Citing the Supreme Court's 1991 decision in INS v. National Center for Immigrants' Rights, Justice Sonia Sotomayor highlighted that this case's facial pre-enforcement challenge would require the plaintiffs to show that the ATF's regulation deviated from the Gun Control Act's statutory text, rather than simply identifying a product that would be improperly covered under the new regulation. Sotomayor further noted that since the Gun Control Act specifically stakes its authority over starting pistols designed to fire blank cartridges, weapon parts kits similarly qualify for regulation because of their capacity to be readily converted into a working firearm.

Prelogar cited the Supreme Court's 2014 decision in Abramski v. United States, which held that the Gun Control Act's statutorily ambiguous provisions should be interpreted in ways that do not circumvent its purpose of regulating access to firearms. In his opposing argument, Peter A. Patterson rebutted that Congress' decision to not regulate the secondary market of resold firearms, despite its larger role in criminals acquiring weapons, makes that case's anti-circumvention principle an insufficient defense for this regulation on weapon parts kits.

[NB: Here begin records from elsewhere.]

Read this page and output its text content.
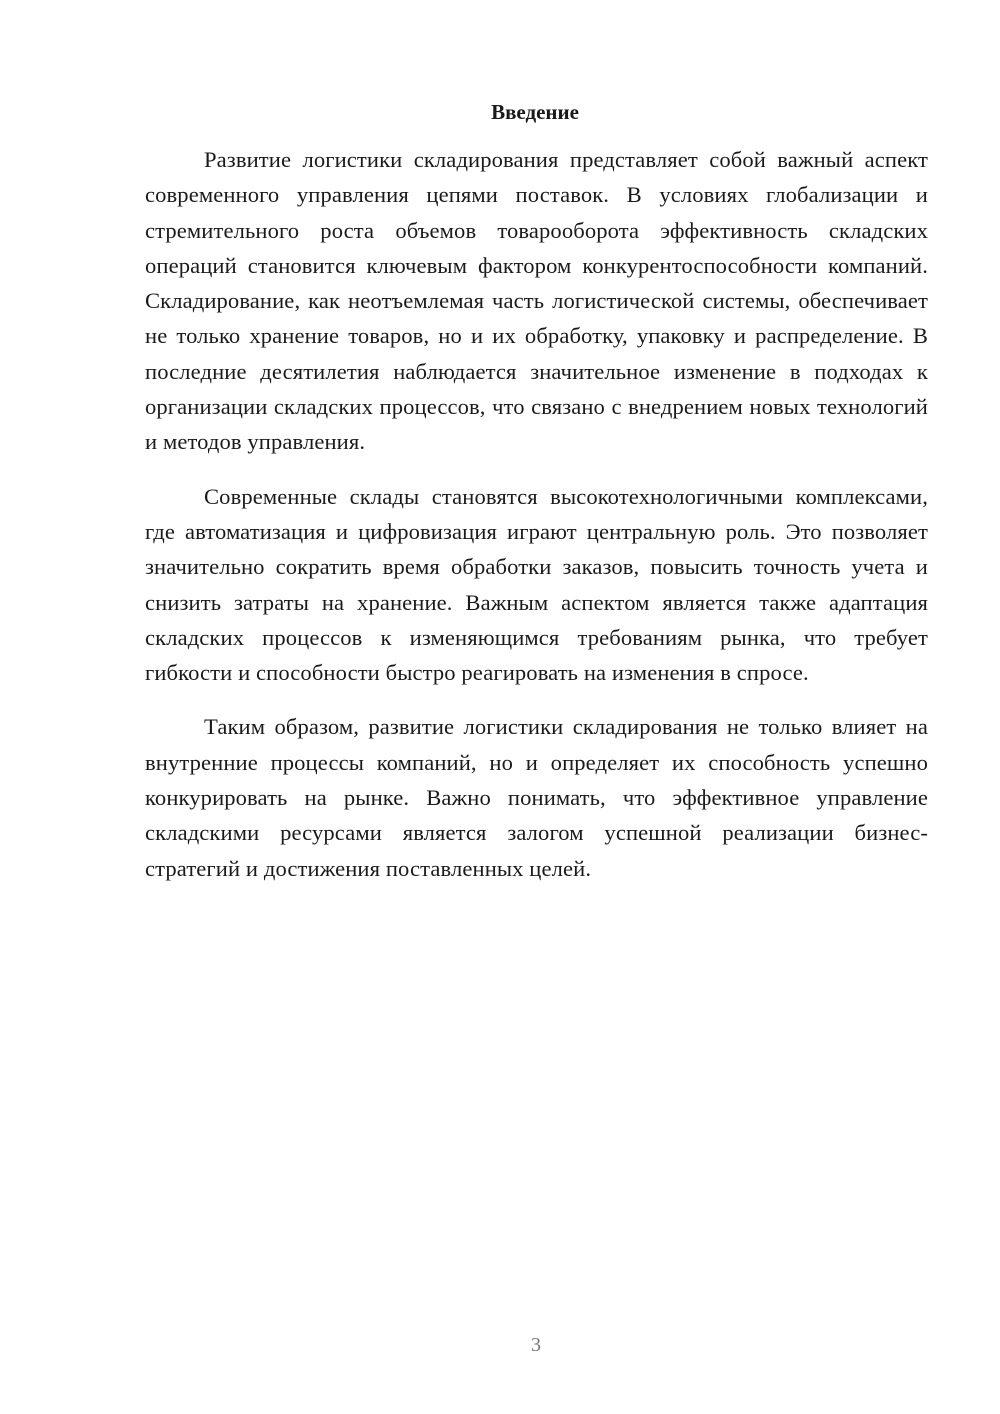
Введение

Развитие логистики складирования представляет собой важный аспект современного управления цепями поставок. В условиях глобализации и стремительного роста объемов товарооборота эффективность складских операций становится ключевым фактором конкурентоспособности компаний. Складирование, как неотъемлемая часть логистической системы, обеспечивает не только хранение товаров, но и их обработку, упаковку и распределение. В последние десятилетия наблюдается значительное изменение в подходах к организации складских процессов, что связано с внедрением новых технологий и методов управления.

Современные склады становятся высокотехнологичными комплексами, где автоматизация и цифровизация играют центральную роль. Это позволяет значительно сократить время обработки заказов, повысить точность учета и снизить затраты на хранение. Важным аспектом является также адаптация складских процессов к изменяющимся требованиям рынка, что требует гибкости и способности быстро реагировать на изменения в спросе.

Таким образом, развитие логистики складирования не только влияет на внутренние процессы компаний, но и определяет их способность успешно конкурировать на рынке. Важно понимать, что эффективное управление складскими ресурсами является залогом успешной реализации бизнес-стратегий и достижения поставленных целей.

3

Patterson advocated for returning to the ATF's prior "critical machining test", which evaluates whether the purchaser must use tools to further modify the frame or receiver before it becomes usable in a firearm. However, most of the justices explicitly rejected this proposal on the basis that agencies are not required to adopt de minimis regulatory interpretations of statutes. In response to questioning on the appeal of weapon parts sold one drilling hole away from assembling a firearm, Patterson claimed that requiring the purchaser to use tools catered to a hobbyist market, which Prelogar rejected because the marketing for these products has focused on their untraceability.

Justice Ketanji Brown Jackson noted that in applying the Supreme Court's 2024 decision in Loper Bright Enterprises v. Raimondo, which ended Chevron deference to agency interpretations of statutes, courts should only judge whether the agency has acted within its statutory authority, not whether the regulation's scope matches the judge's statutory interpretation.

=== Decision ===
In a majority opinion written by Associate Justice Neil Gorsuch, the Supreme Court ruled that the ATF's 2021 regulations were not facially inconsistent with the Gun Control Act, remanding the case to the Fifth Circuit for further proceedings. Under a facial challenge, the plaintiffs needed to prove that the regulations would be inconsistent with the statute in all applications, whereas Gorsuch considered Polymer80's kits comparable to the starting pistols explicitly covered as weapons under the statute. Gorsuch similarly deemed the Gun Control Act's use of "frame" and "receiver" as referring to some unfinished products, given that the ATF had regulated some unfinished frames and receivers in prior decades.

==== Concurrences ====
Associate Justices Sonia Sotomayor, Brett Kavanaugh, and Ketanji Brown Jackson filed concurring opinions. Kavanaugh advised the federal government to not charge those unaware that a weapon parts kit must be sold with a background check, while Sotomayor's concurrence considered such mens rea concerns negligible because firearm manufacturers regularly submit their products to the ATF for clarification on whether they are covered entities.

==== Dissents ====
Associate Justices Clarence Thomas and Samuel Alito filed dissenting opinions. Thomas argued that whereas the Federal Firearms Act of 1938 explicitly covered weapon parts, the wording of the Gun Control Act of 1968 did not. Furthermore, Thomas opined that whereas United States v. Salerno required facial challenges against a statute to prove that all applications would be unconstitutional, facial challenges against a regulatory definition should only involve comparison against the statutory text. Alito reiterated the latter point, claiming that facial challenges should be easier to mount against agencies than legislatures because only the latter are mentioned in the Constitution.

=== Subsequent developments ===
On remand the case continued as Defense Distributed v. Blanche (2026).